PRISM-0: A Predicate-Rich Scene Graph Generation Framework for Zero-Shot Open-Vocabulary Tasks
This addresses the issue of poor predicate diversity and degraded downstream performance in SGG for applications like image-based reasoning, though it is incremental as it builds on existing foundation models.
The paper tackles the problem of training bias and limited predicate diversity in Scene Graph Generation (SGG) by introducing PRISM-0, a zero-shot open-vocabulary framework that leverages foundation models to generate diverse predicates, achieving performance on par with state-of-the-art weakly-supervised and supervised methods on benchmarks like Visual Genome.

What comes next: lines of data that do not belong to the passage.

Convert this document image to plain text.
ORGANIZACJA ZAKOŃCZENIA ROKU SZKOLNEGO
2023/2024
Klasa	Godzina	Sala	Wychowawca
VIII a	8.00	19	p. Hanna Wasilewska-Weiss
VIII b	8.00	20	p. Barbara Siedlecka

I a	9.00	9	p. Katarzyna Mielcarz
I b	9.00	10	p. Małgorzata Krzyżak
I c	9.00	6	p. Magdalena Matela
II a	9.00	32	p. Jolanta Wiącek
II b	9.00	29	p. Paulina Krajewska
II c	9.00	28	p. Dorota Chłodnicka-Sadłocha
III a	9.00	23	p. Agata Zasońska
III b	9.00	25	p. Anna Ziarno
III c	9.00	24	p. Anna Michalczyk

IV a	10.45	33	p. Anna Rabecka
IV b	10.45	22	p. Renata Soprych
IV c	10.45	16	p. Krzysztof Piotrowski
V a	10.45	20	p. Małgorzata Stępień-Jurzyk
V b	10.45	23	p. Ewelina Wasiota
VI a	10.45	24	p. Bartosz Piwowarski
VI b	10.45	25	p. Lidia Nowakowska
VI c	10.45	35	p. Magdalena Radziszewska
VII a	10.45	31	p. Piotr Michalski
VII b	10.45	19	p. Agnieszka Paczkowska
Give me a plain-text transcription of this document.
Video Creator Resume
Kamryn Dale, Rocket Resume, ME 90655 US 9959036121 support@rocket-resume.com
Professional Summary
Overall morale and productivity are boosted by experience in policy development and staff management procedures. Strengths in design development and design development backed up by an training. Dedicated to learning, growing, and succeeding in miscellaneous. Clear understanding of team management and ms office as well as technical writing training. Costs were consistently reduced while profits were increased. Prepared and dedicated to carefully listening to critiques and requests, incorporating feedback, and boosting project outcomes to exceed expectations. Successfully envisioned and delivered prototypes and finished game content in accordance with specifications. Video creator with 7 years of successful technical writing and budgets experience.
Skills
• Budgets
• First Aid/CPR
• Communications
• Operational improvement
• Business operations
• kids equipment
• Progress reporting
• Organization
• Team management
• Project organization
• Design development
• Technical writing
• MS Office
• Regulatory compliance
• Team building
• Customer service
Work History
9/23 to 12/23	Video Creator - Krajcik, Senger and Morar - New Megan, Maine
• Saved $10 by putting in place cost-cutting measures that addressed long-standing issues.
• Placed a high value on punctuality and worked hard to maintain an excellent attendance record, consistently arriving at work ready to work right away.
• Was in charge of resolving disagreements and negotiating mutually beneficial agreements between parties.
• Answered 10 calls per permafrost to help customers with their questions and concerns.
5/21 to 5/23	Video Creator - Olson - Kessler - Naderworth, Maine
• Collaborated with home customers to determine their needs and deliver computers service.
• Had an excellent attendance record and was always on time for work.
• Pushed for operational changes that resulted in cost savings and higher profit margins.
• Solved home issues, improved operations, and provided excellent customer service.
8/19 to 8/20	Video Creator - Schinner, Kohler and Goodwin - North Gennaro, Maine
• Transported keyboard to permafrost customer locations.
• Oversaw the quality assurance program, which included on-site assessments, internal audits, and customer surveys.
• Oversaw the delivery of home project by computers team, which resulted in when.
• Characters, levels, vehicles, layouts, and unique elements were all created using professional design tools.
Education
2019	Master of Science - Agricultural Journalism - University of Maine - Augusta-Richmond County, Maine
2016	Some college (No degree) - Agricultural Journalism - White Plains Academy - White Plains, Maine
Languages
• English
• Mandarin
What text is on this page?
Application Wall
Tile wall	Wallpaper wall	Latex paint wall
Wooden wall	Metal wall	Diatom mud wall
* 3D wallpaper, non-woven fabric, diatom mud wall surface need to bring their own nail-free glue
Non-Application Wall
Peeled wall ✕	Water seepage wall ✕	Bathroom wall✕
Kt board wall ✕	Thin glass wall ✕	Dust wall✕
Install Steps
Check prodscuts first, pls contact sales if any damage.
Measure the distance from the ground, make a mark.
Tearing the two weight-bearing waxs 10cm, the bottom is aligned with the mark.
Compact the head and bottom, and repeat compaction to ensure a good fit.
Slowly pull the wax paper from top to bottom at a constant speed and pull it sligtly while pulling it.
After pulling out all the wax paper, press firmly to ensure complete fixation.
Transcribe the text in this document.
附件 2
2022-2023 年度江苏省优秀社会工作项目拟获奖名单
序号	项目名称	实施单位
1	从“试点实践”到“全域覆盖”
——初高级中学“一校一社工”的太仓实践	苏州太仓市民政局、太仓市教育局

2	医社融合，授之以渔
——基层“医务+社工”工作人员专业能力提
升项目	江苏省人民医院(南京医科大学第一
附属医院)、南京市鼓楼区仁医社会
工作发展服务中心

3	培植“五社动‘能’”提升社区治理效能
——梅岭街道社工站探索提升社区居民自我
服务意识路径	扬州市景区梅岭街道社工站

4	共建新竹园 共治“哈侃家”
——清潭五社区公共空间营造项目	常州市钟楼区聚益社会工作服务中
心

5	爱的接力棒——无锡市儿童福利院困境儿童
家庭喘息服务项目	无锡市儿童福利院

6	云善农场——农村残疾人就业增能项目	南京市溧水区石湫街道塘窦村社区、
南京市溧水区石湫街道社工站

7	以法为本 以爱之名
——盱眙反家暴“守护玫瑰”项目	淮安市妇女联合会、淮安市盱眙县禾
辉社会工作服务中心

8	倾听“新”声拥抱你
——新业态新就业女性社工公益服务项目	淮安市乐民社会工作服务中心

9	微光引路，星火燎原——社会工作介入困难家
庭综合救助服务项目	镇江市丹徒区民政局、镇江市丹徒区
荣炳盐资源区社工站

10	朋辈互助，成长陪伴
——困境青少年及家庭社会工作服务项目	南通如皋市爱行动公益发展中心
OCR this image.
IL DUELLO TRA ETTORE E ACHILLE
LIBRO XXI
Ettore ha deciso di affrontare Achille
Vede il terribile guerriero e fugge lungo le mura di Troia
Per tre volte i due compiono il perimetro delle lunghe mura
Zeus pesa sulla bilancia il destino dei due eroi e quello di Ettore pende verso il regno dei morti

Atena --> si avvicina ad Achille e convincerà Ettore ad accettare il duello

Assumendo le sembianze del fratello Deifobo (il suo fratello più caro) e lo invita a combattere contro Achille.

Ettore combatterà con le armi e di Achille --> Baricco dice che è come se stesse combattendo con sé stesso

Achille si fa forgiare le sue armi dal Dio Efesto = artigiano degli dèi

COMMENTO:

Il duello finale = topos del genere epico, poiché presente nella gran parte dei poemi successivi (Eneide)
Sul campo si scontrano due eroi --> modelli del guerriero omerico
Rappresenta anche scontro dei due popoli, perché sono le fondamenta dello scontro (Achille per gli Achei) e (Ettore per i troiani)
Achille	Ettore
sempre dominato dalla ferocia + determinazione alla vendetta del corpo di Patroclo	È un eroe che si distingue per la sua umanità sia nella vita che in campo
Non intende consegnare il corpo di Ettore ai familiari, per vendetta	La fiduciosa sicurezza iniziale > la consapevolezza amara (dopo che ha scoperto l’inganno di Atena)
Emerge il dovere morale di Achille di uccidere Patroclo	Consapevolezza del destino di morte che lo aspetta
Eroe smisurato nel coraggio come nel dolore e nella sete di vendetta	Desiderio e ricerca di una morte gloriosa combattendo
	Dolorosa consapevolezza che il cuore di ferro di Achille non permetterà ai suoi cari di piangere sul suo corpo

In Scene Graph Generation (SGG), structured representations are extracted from visual inputs as object nodes and connecting predicates, enabling image-based reasoning for diverse downstream tasks. While fully supervised SGG has improved steadily, it suffers from training bias due to limited curated data and long-tail predicate distributions, leading to poor predicate diversity and degraded downstream performance. We present PRISM-0, a zero-shot open-vocabulary SGG framework that leverages foundation models in a bottom-up pipeline to capture a broad spectrum of predicates. Detected object pairs are filtered, described via a Vision-Language Model (VLM), and processed by a Large Language Model (LLM) to generate fine- and coarse-grained predicates, which are then validated by a Visual Question Answering (VQA) model. PRISM-0 modular, dataset-independent design enriches existing SGG datasets such as Visual Genome and produces diverse, unbiased graphs. While operating entirely in a zero-shot setting, PRISM-0 achieves performance on par with state-of-the-art weakly-supervised models on SGG benchmarks and even state-of-the-art supervised methods in tasks such as Sentence-to-Graph Retrieval.